Bu anlattıklarımın çok dışında, ezberlerimi bozan bir durumu anlatan, işini çok iyi yapanın kalben iyi olmak zorunda olmadığı hatta iyi olamadığı bir film izledim geçenlerde: Our Brand is Crisis.

Ben olsam “Mottomuz kriz” diye çevirirdim. Rachel Boynton’un 2005 yılında aynı isimle çektiği belgeselin kurgulanıp filme uyarlanmışı. 2002 yılında Bolivya Başkanı Gonzalo Sanchez De Lozada’nın ikinci kez aynı unvan için seçime girerken, Amerikalı bir politik bilimci olan James Carville’den aldığı desteği anlatıyor. Ancak burada Carville’i Sandra Bullock temsil ediyor.

Başkanlık yarışlarının stratejik danışmanlarının, işini aldığı aday ve/veya partinin yapısıyla da ülkeye katabileceği ve ülkeden götürebilecekleriyle de hiç ilgilenmemesi açısından sorgulatıcı, ancak iyi bir kampanyanın nasıl 5. sıradaki bir adayı başkan seçtirebileceğini göstermesi açısından çok faydalı buldum.

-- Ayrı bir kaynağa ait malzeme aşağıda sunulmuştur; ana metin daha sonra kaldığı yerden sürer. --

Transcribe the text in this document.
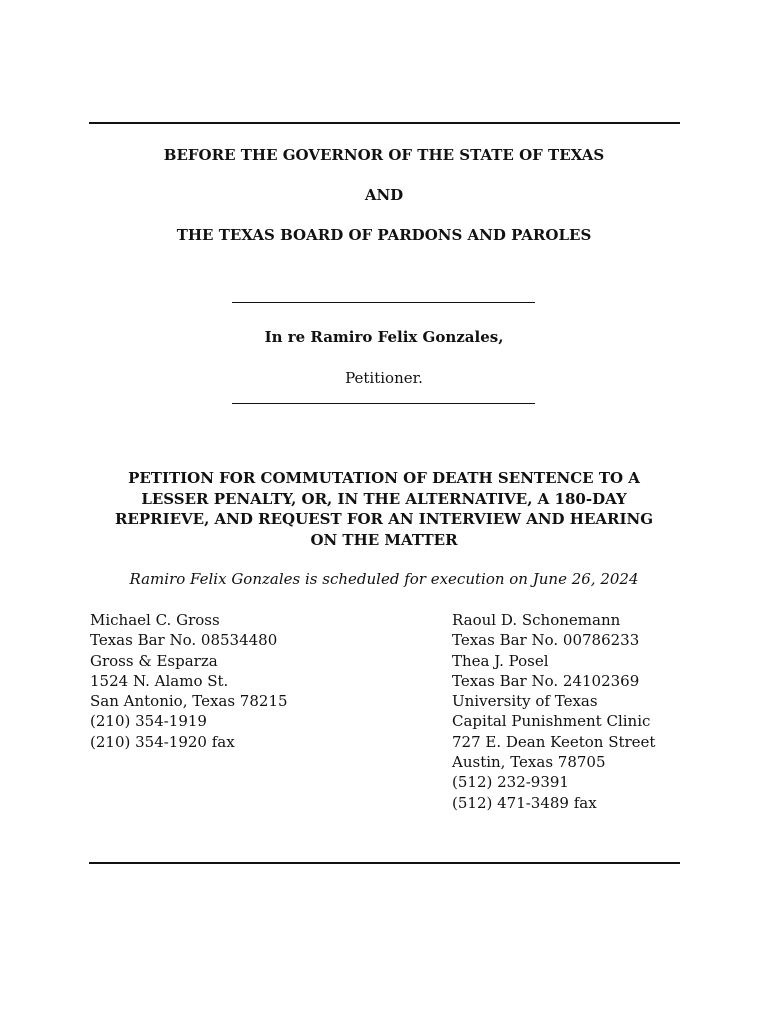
BEFORE THE GOVERNOR OF THE STATE OF TEXAS
AND
THE TEXAS BOARD OF PARDONS AND PAROLES
In re Ramiro Felix Gonzales,
Petitioner.
PETITION FOR COMMUTATION OF DEATH SENTENCE TO A
LESSER PENALTY, OR, IN THE ALTERNATIVE, A 180-DAY
REPRIEVE, AND REQUEST FOR AN INTERVIEW AND HEARING
ON THE MATTER
Ramiro Felix Gonzales is scheduled for execution on June 26, 2024
Michael C. Gross
Texas Bar No. 08534480
Gross & Esparza
1524 N. Alamo St.
San Antonio, Texas 78215
(210) 354-1919
(210) 354-1920 fax
Raoul D. Schonemann
Texas Bar No. 00786233
Thea J. Posel
Texas Bar No. 24102369
University of Texas
Capital Punishment Clinic
727 E. Dean Keeton Street
Austin, Texas 78705
(512) 232-9391
(512) 471-3489 fax
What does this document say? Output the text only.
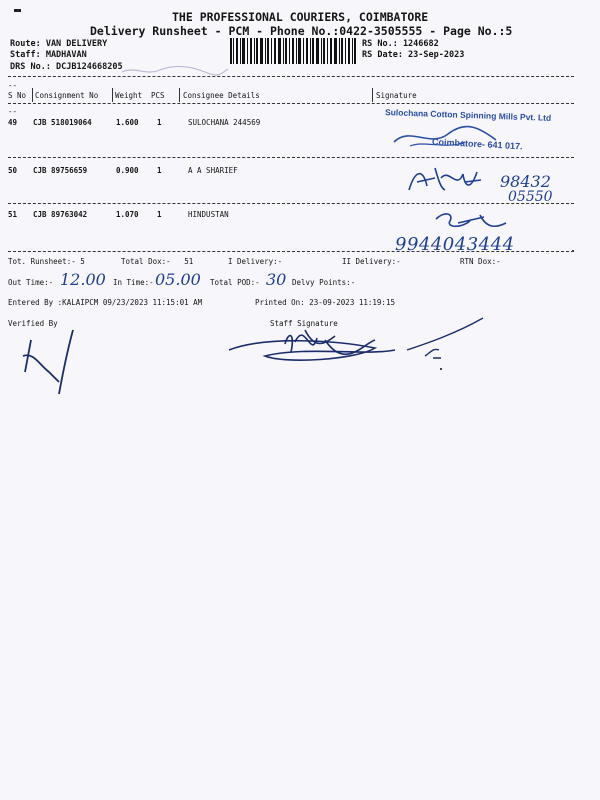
THE PROFESSIONAL COURIERS, COIMBATORE
Delivery Runsheet - PCM - Phone No.:0422-3505555 - Page No.:5
Route: VAN DELIVERY
Staff: MADHAVAN
DRS No.: DCJB124668205
RS No.: 1246682
RS Date: 23-Sep-2023
--
S No Consignment No Weight PCS Consignee Details	Signature
--
49 CJB 518019064	1.600 1	SULOCHANA 244569	Sulochana Cotton Spinning Mills Pvt. Ltd
Coimbatore- 641 017.
50 CJB 89756659	0.900 1	A A SHARIEF
98432
05550
51 CJB 89763042	1.070 1	HINDUSTAN
9944043444
Tot. Runsheet:- 5	Total Dox:-   51	I Delivery:-	II Delivery:-	RTN Dox:-
Out Time:- 12.00 In Time:- 05.00 Total POD:- 30 Delvy Points:-
Entered By :KALAIPCM 09/23/2023 11:15:01 AM	Printed On: 23-09-2023 11:19:15
Verified By	Staff Signature
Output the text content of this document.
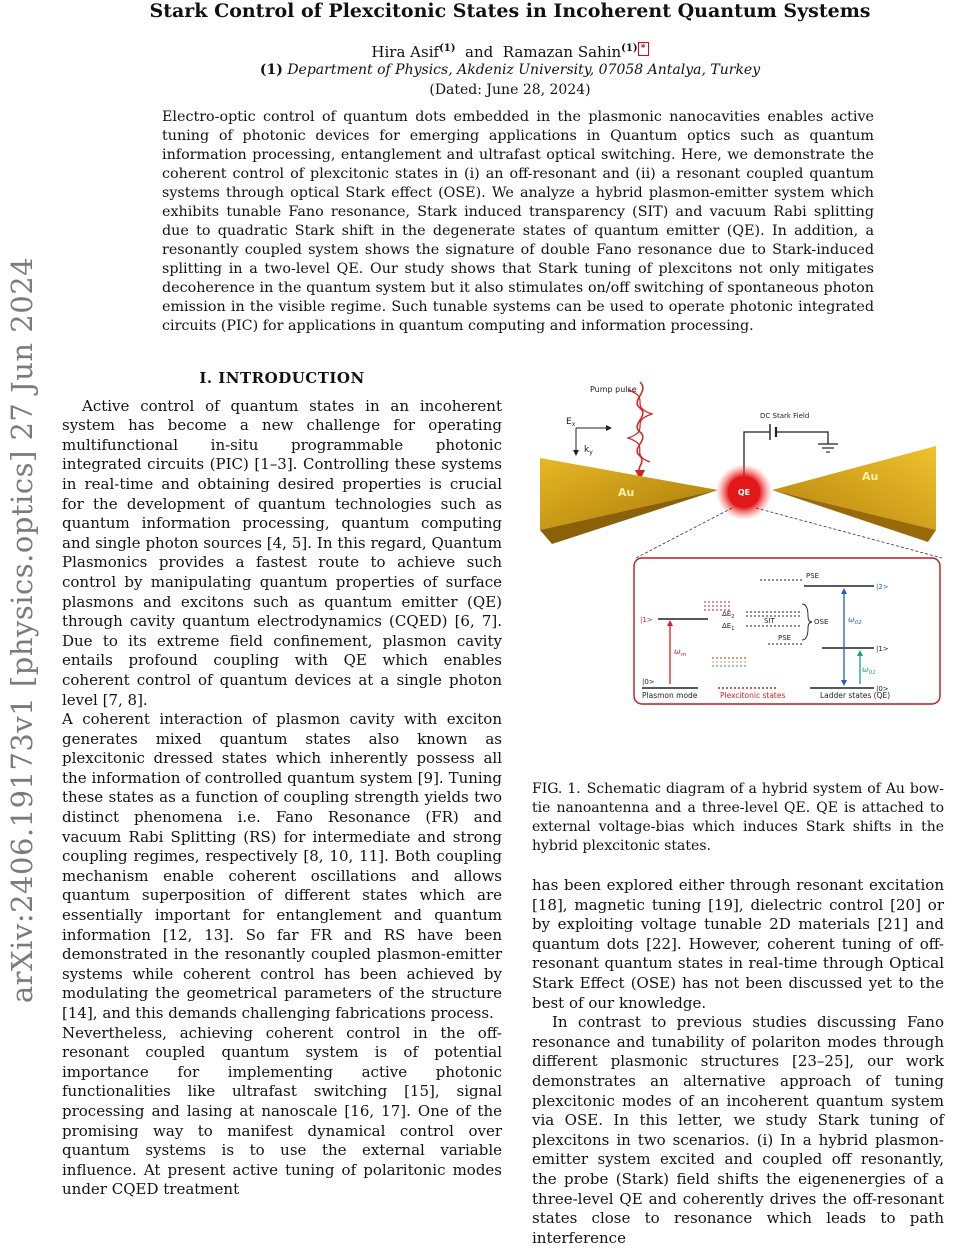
arXiv:2406.19173v1 [physics.optics] 27 Jun 2024
Stark Control of Plexcitonic States in Incoherent Quantum Systems
Hira Asif$^{(1)}$ and Ramazan Sahin$^{(1)}$ *
(1) Department of Physics, Akdeniz University, 07058 Antalya, Turkey
(Dated: June 28, 2024)
Electro-optic control of quantum dots embedded in the plasmonic nanocavities enables active tuning of photonic devices for emerging applications in Quantum optics such as quantum information processing, entanglement and ultrafast optical switching. Here, we demonstrate the coherent control of plexcitonic states in (i) an off-resonant and (ii) a resonant coupled quantum systems through optical Stark effect (OSE). We analyze a hybrid plasmon-emitter system which exhibits tunable Fano resonance, Stark induced transparency (SIT) and vacuum Rabi splitting due to quadratic Stark shift in the degenerate states of quantum emitter (QE). In addition, a resonantly coupled system shows the signature of double Fano resonance due to Stark-induced splitting in a two-level QE. Our study shows that Stark tuning of plexcitons not only mitigates decoherence in the quantum system but it also stimulates on/off switching of spontaneous photon emission in the visible regime. Such tunable systems can be used to operate photonic integrated circuits (PIC) for applications in quantum computing and information processing.
I. INTRODUCTION

Active control of quantum states in an incoherent system has become a new challenge for operating multifunctional in-situ programmable photonic integrated circuits (PIC) [1–3]. Controlling these systems in real-time and obtaining desired properties is crucial for the development of quantum technologies such as quantum information processing, quantum computing and single photon sources [4, 5]. In this regard, Quantum Plasmonics provides a fastest route to achieve such control by manipulating quantum properties of surface plasmons and excitons such as quantum emitter (QE) through cavity quantum electrodynamics (CQED) [6, 7]. Due to its extreme field confinement, plasmon cavity entails profound coupling with QE which enables coherent control of quantum devices at a single photon level [7, 8].

A coherent interaction of plasmon cavity with exciton generates mixed quantum states also known as plexcitonic dressed states which inherently possess all the information of controlled quantum system [9]. Tuning these states as a function of coupling strength yields two distinct phenomena i.e. Fano Resonance (FR) and vacuum Rabi Splitting (RS) for intermediate and strong coupling regimes, respectively [8, 10, 11]. Both coupling mechanism enable coherent oscillations and allows quantum superposition of different states which are essentially important for entanglement and quantum information [12, 13]. So far FR and RS have been demonstrated in the resonantly coupled plasmon-emitter systems while coherent control has been achieved by modulating the geometrical parameters of the structure [14], and this demands challenging fabrications process.

Nevertheless, achieving coherent control in the off-resonant coupled quantum system is of potential importance for implementing active photonic functionalities like ultrafast switching [15], signal processing and lasing at nanoscale [16, 17]. One of the promising way to manifest dynamical control over quantum systems is to use the external variable influence. At present active tuning of polaritonic modes under CQED treatment

Pump pulse
$E_x$
$k_y$
DC Stark Field
Au
Au
QE
|0>
|0>
|1>
$\omega_m$
$\Delta E_2$
$\Delta E_1$
SIT	OSE
PSE
|2>
PSE
|1>
$\omega_{02}$
$\omega_{01}$
Plasmon mode	Plexcitonic states	Ladder states (QE)
FIG. 1. Schematic diagram of a hybrid system of Au bow-tie nanoantenna and a three-level QE. QE is attached to external voltage-bias which induces Stark shifts in the hybrid plexcitonic states.

has been explored either through resonant excitation [18], magnetic tuning [19], dielectric control [20] or by exploiting voltage tunable 2D materials [21] and quantum dots [22]. However, coherent tuning of off-resonant quantum states in real-time through Optical Stark Effect (OSE) has not been discussed yet to the best of our knowledge.

In contrast to previous studies discussing Fano resonance and tunability of polariton modes through different plasmonic structures [23–25], our work demonstrates an alternative approach of tuning plexcitonic modes of an incoherent quantum system via OSE. In this letter, we study Stark tuning of plexcitons in two scenarios. (i) In a hybrid plasmon-emitter system excited and coupled off resonantly, the probe (Stark) field shifts the eigenenergies of a three-level QE and coherently drives the off-resonant states close to resonance which leads to path interference
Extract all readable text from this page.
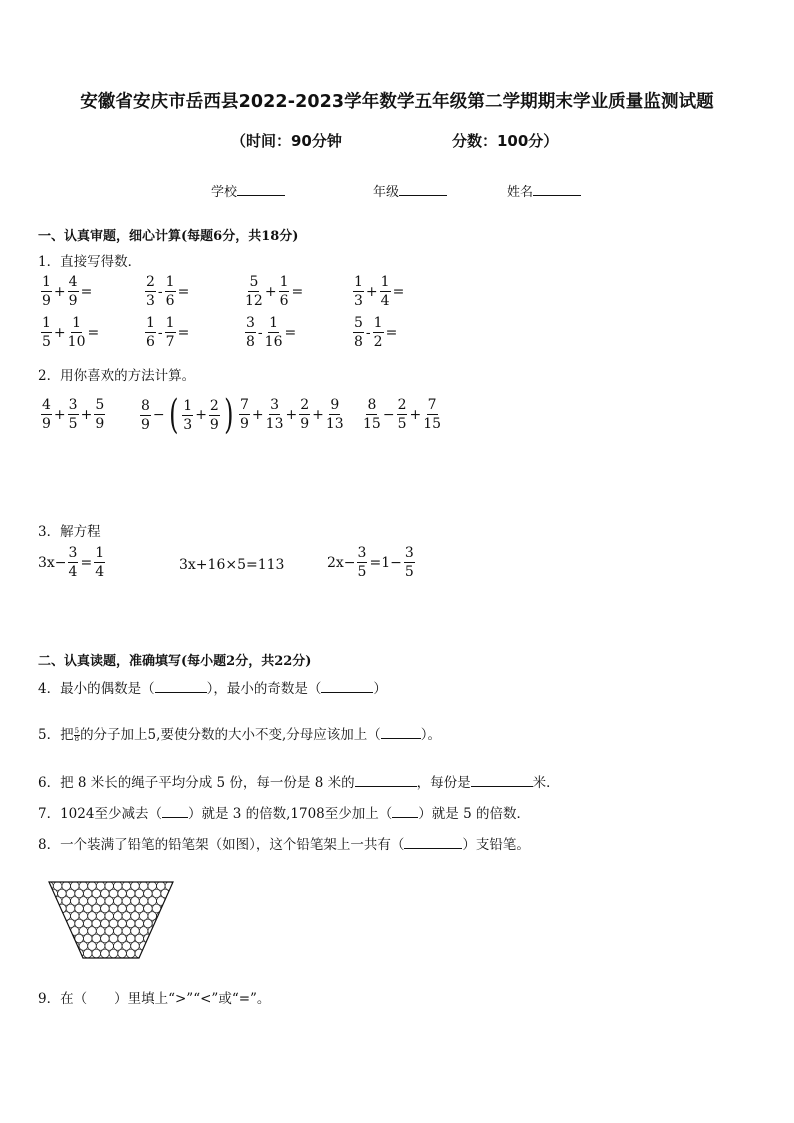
安徽省安庆市岳西县2022-2023学年数学五年级第二学期期末学业质量监测试题
（时间：90分钟	分数：100分）
学校	年级	姓名
一、认真审题，细心计算(每题6分，共18分)
1．直接写得数．
$\frac{1}{9} + \frac{4}{9}$ =	$\frac{2}{3} - \frac{1}{6}$ =	$\frac{5}{12} + \frac{1}{6}$ =	$\frac{1}{3} + \frac{1}{4}$ =
$\frac{1}{5} + \frac{1}{10}$ =	$\frac{1}{6} - \frac{1}{7}$ =	$\frac{3}{8} - \frac{1}{16}$ =	$\frac{5}{8} - \frac{1}{2}$ =
2．用你喜欢的方法计算。
$\frac{4}{9} + \frac{3}{5} + \frac{5}{9} \frac{8}{9}$ − ( $\frac{1}{3} + \frac{2}{9}$ ) $\frac{7}{9} + \frac{3}{13} + \frac{2}{9} + \frac{9}{13} \frac{8}{15} - \frac{2}{5} + \frac{7}{15}$
3．解方程
$3x- \frac{3}{4} = \frac{1}{4}$	3x+16×5=113	$2x- \frac{3}{5} =1- \frac{3}{5}$
二、认真读题，准确填写(每小题2分，共22分)
4．最小的偶数是（	），最小的奇数是（	）
5．把 $\frac{5}{8}$ 的分子加上5,要使分数的大小不变,分母应该加上（	）。
6．把 8 米长的绳子平均分成 5 份，每一份是 8 米的	，每份是	米．
7．1024至少减去（ ）就是 3 的倍数,1708至少加上（ ）就是 5 的倍数．
8．一个装满了铅笔的铅笔架（如图），这个铅笔架上一共有（	）支铅笔。
9．在（　　）里填上“>”“<”或“=”。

Filmde Lozada, farazi ismiyle Castillo olarak geçiyor. Castillo; halktan kopuk, duygusallıktan uzak, önceki iktidarında ülkeyi iyice dışa bağımlı hale getirmiş, sert ve antipatik bir lider. Bir protestocunun kafasına attığı yumurtaya sert bir yumruk ile karşılık veriyor. Tüm danışmanları derhal özür yayınlanması gerektiğini savunurken, Carville’in yerine geçen karakter Jane Bodine, Sun Tzu’nun Savaş Sanatı’ndan “Bir insanın güçlü ve güçsüz yanlarının kaynağı aynıdır” cümlesini ortaya atıyor. Adamı hikayeye uydurmaya çalışma, hikayeyi adama uydur. Bu lider adayını; özür dileyen, zaafına yenilmiş, pişman göstermek, halkı kucakladığı reklam filmleri çekmek sakil olur. Bunu hiçbir seçmen yemez.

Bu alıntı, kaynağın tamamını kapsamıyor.